Bloquer le capital

Le régime néolibéral est inique et illégitime, mais difficile à contester par la lutte syndicale de l’intérieur des entreprises. Le rapport de force y est trop déséquilibré.

Thomas Coutrot  • 19 décembre 2018 abonné·es
Bloquer le capital
© photo : MARTIN BERTRAND / HANS LUCAS

L e travail doit mieux payer » : ainsi Muriel Pénicaud, la ministre du Travail, justifie-t-elle le choix d’augmenter la prime d’activité pour les bas salaires et de rejeter toute revalorisation des minima sociaux, tandis qu’Emmanuel Macron annonce la poursuite des réformes (régressives) des allocations chômage et des retraites. Augmenter le Smic ? Vous n’y pensez pas, « ça détruit des emplois », a répété la ministre. Ce sont donc les contribuables qui paieront à la place des patrons.

Dans le régime néolibéral, le capital financier dispose d’un pouvoir structurel suffisant pour s’approprier les fruits de la (maigre) croissance et bloquer à la fois hausse des salaires et investissements dans la transition. Mais, pour que le système survive, il faut bien que la consommation augmente quand même : d’où l’injonction à l’endettement (surtout des classes moyennes) et les bulles de crédit. Et quand les pauvres se rebellent (émeutes raciales aux États-Unis, gilets jaunes chez nous…), on lâche du lest avec les primes d’activité et autres « impôts négatifs » qui permettent de continuer à sous-payer les travailleurs. Système inique et illégitime, mais difficile à contester par la lutte syndicale de l’intérieur des entreprises. Le rapport de force y est trop déséquilibré : travailleurs précarisés, travail pressuré, standardisé et étroitement contrôlé par les procédures, les objectifs, le reporting, le flicage numérique…

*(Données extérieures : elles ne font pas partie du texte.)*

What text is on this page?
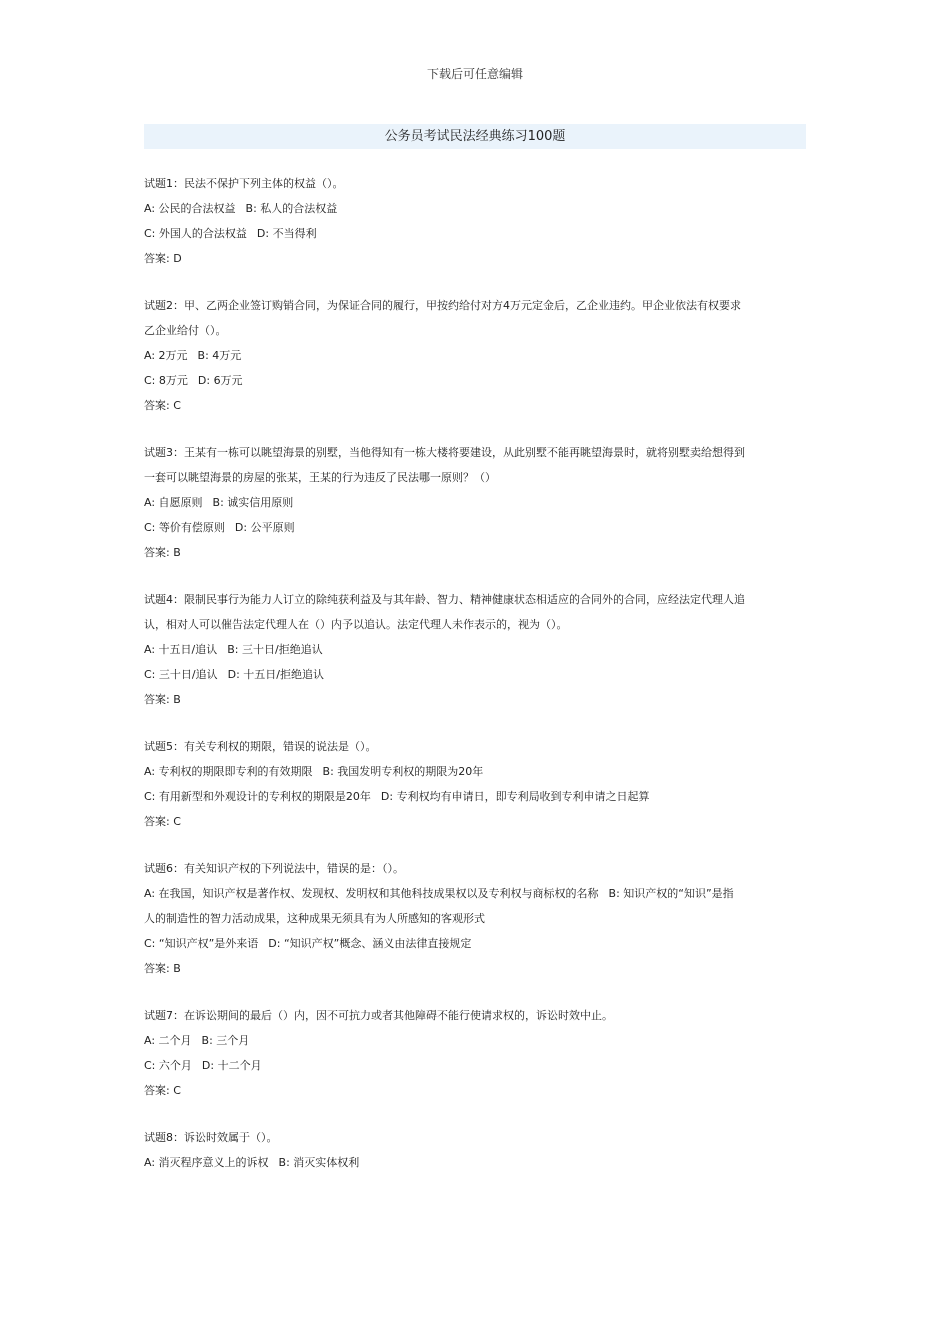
下载后可任意编辑
公务员考试民法经典练习100题

试题1：民法不保护下列主体的权益（）。

A: 公民的合法权益 B: 私人的合法权益

C: 外国人的合法权益 D: 不当得利

答案: D

试题2：甲、乙两企业签订购销合同，为保证合同的履行，甲按约给付对方4万元定金后，乙企业违约。甲企业依法有权要求

乙企业给付（）。

A: 2万元 B: 4万元

C: 8万元 D: 6万元

答案: C

试题3：王某有一栋可以眺望海景的别墅，当他得知有一栋大楼将要建设，从此别墅不能再眺望海景时，就将别墅卖给想得到

一套可以眺望海景的房屋的张某，王某的行为违反了民法哪一原则？（）

A: 自愿原则 B: 诚实信用原则

C: 等价有偿原则 D: 公平原则

答案: B

试题4：限制民事行为能力人订立的除纯获利益及与其年龄、智力、精神健康状态相适应的合同外的合同，应经法定代理人追

认，相对人可以催告法定代理人在（）内予以追认。法定代理人未作表示的，视为（）。

A: 十五日/追认 B: 三十日/拒绝追认

C: 三十日/追认 D: 十五日/拒绝追认

答案: B

试题5：有关专利权的期限，错误的说法是（）。

A: 专利权的期限即专利的有效期限 B: 我国发明专利权的期限为20年

C: 有用新型和外观设计的专利权的期限是20年 D: 专利权均有申请日，即专利局收到专利申请之日起算

答案: C

试题6：有关知识产权的下列说法中，错误的是：（）。

A: 在我国，知识产权是著作权、发现权、发明权和其他科技成果权以及专利权与商标权的名称 B: 知识产权的“知识”是指

人的制造性的智力活动成果，这种成果无须具有为人所感知的客观形式

C: “知识产权”是外来语 D: “知识产权”概念、涵义由法律直接规定

答案: B

试题7：在诉讼期间的最后（）内，因不可抗力或者其他障碍不能行使请求权的，诉讼时效中止。

A: 二个月 B: 三个月

C: 六个月 D: 十二个月

答案: C

试题8：诉讼时效属于（）。

A: 消灭程序意义上的诉权 B: 消灭实体权利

Les rapports de pouvoir n’ont jamais été harmonieux dans les entreprises capitalistes. Mais à l’autorité personnelle du patron, qui connaissait souvent le boulot, a succédé l’autorité impersonnelle des managers, eux-mêmes rouages d’une organisation bureaucratique du travail pilotée d’en haut par les actionnaires et la finance. Les détenteurs des capitaux (ou les donneurs d’ordres, pour les PME sous-traitantes) sont désormais le plus souvent anonymes et hors d’atteinte. Maltraités dans le travail, surnuméraires dans leur emploi, les salarié·e·s souffrent en silence. Même si la réforme des retraites de 2010 ou la loi travail de 2016 ont suscité un nombre important de grèves, rien de comparable avec Mai 68 ni même avec les années 1970, et pas grand-chose dans les PME, qui fournissent aujourd’hui de forts contingents de gilets jaunes.

À l’exception du CPE de 2006 – mouvement porté par la jeunesse, dont une réplique en 2019 n’est pas impossible –, ni les grèves ni les manifs n’ont jusqu’à présent véritablement enrayé le rouleau compresseur néolibéral. La conflictualité sociale se déplace alors vers l’espace public : occupation de places en centre-ville, blocage de carrefours en zone périurbaine. Déjà, en 2010, les blocages s’étaient multipliés, sans toutefois atteindre la puissance des gilets jaunes. Pour obtenir plus que les maigres concessions de Macron, deux stratégies complémentaires de lutte sont ouvertes. À court terme, mieux articuler les blocages et l’action sur les lieux de travail ; enrayer les flux tendus et desserrer l’étau de l’organisation du travail. À moyen terme, conquérir des positions institutionnelles (en Espagne, Podemos vient d’imposer une hausse de 22 % du salaire minimum). Le régime néolibéral déclinant se durcit de façon inquiétante, mais la société n’a pas dit son dernier mot.

Chaque semaine, nous donnons la parole à des économistes hétérodoxes dont nous partageons les constats… et les combats. Parce que, croyez-le ou non, d’autres politiques économiques sont possibles.